Одалиски, всю свою жизнь проводя в замкнутом пространстве, переполняли гарем сексуальной энергией, здесь самый воздух был пропитан сладострастием. Гречанок, иудеек, голландок, полек, британок, австриек, испанок, француженок, персиянок обрекали на долгое томление, исход которого был предрешён.

Правда, даже османов не миновали новые веяния, смягчавшие средневековые нравы. Лет семьдесят назад милостью султана Махмуда II все женщины гарема обрели право гулять по улицам Стамбула в своих накидках из цветного, сверкающего шёлка, но Нвард эта вольность пока что не касалась.

И вот однажды скучное течение буден было нарушено. Смуглые карийелер обмыли армянскую невольницу, удалили все излишки волос на её теле с помощью воска, умастили благовониями — и проводили в хамам.

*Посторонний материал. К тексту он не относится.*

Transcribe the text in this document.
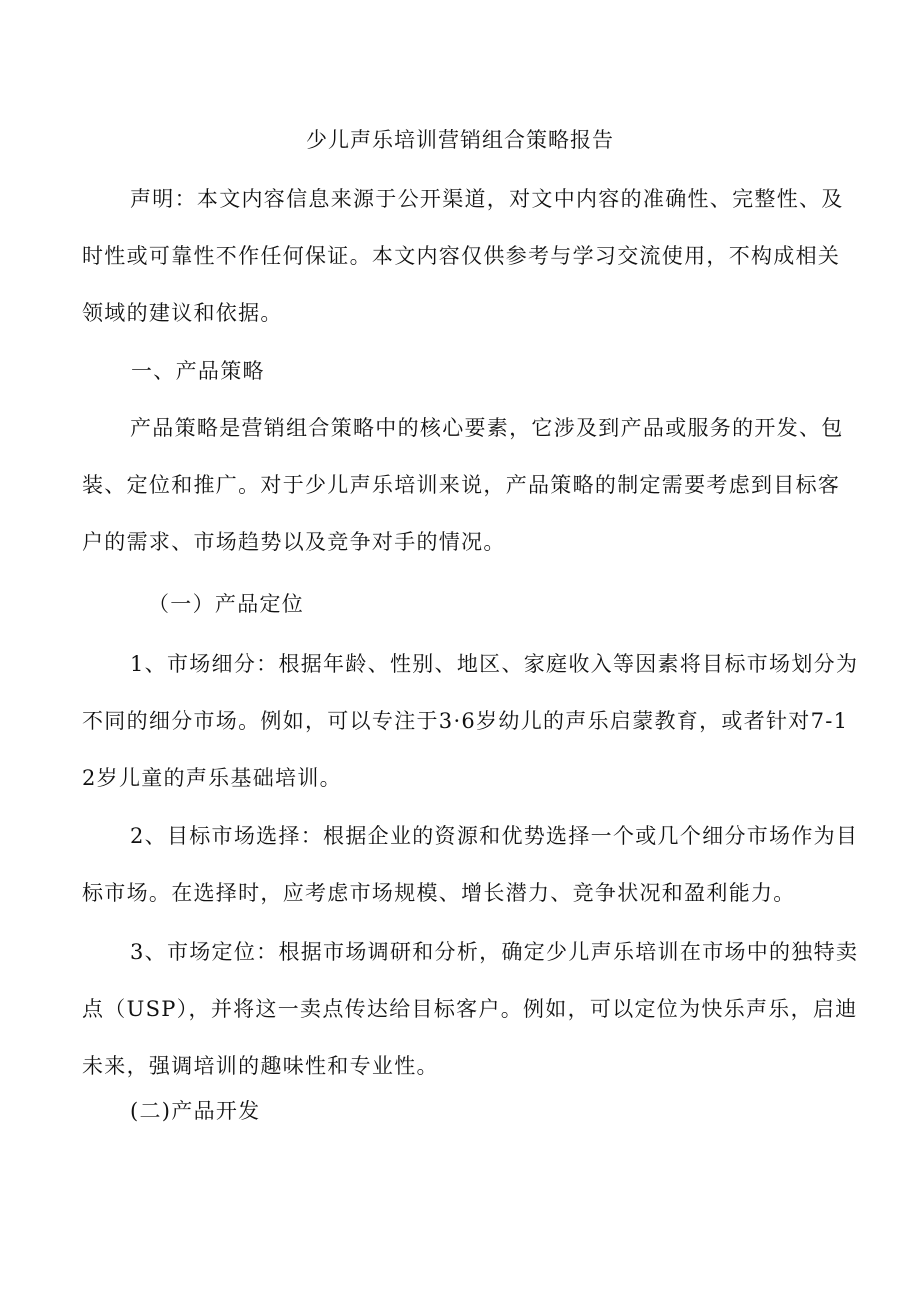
少儿声乐培训营销组合策略报告

声明：本文内容信息来源于公开渠道，对文中内容的准确性、完整性、及时性或可靠性不作任何保证。本文内容仅供参考与学习交流使用，不构成相关领域的建议和依据。

一、产品策略

产品策略是营销组合策略中的核心要素，它涉及到产品或服务的开发、包装、定位和推广。对于少儿声乐培训来说，产品策略的制定需要考虑到目标客户的需求、市场趋势以及竞争对手的情况。

（一）产品定位

1、市场细分：根据年龄、性别、地区、家庭收入等因素将目标市场划分为不同的细分市场。例如，可以专注于3·6岁幼儿的声乐启蒙教育，或者针对7-12岁儿童的声乐基础培训。

2、目标市场选择：根据企业的资源和优势选择一个或几个细分市场作为目标市场。在选择时，应考虑市场规模、增长潜力、竞争状况和盈利能力。

3、市场定位：根据市场调研和分析，确定少儿声乐培训在市场中的独特卖点（USP），并将这一卖点传达给目标客户。例如，可以定位为快乐声乐，启迪未来，强调培训的趣味性和专业性。

(二)产品开发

Там, у бассейна, на своём троне восседал султан, дозволяя девушкам развлекать своё величество играми и плесканием в воде.

Храня каменное выражение на лице, Нвард опустилась в тёплую воду бассейна, «одетая», как и все, — с одним лишь кусочком полупрозрачной ткани, обёрнутым вокруг бёдер. Кизлярагасы поместил на поверхность воды деревянный насест, и султан — пожилой, обрюзгший осман с седою бородой и выпиравшим пузом, сразу оживился.

Девушки стали взбираться на насест, а Решад Мехмед принялся окатывать их холодной водой. Одалиски визжали, ныряли в бассейн, играя, роняли повязки. Нвард эти дурацкие потехи скоро надоели, но опытный слуга, смиренно стоявший позади султана, немедленно нашептал Большому Мустафе, чтобы тот готовил Асатурову, — владыка османов изволит потратить свой ночной отдых на армяночку из Вана…

…В ушах у Нвард засели шепотки наставниц, и она следовала незыблемым канонам гарема — вошла в опочивальню одна, подползла к султанской кровати и взошла на ложе там, где помещались его ноги.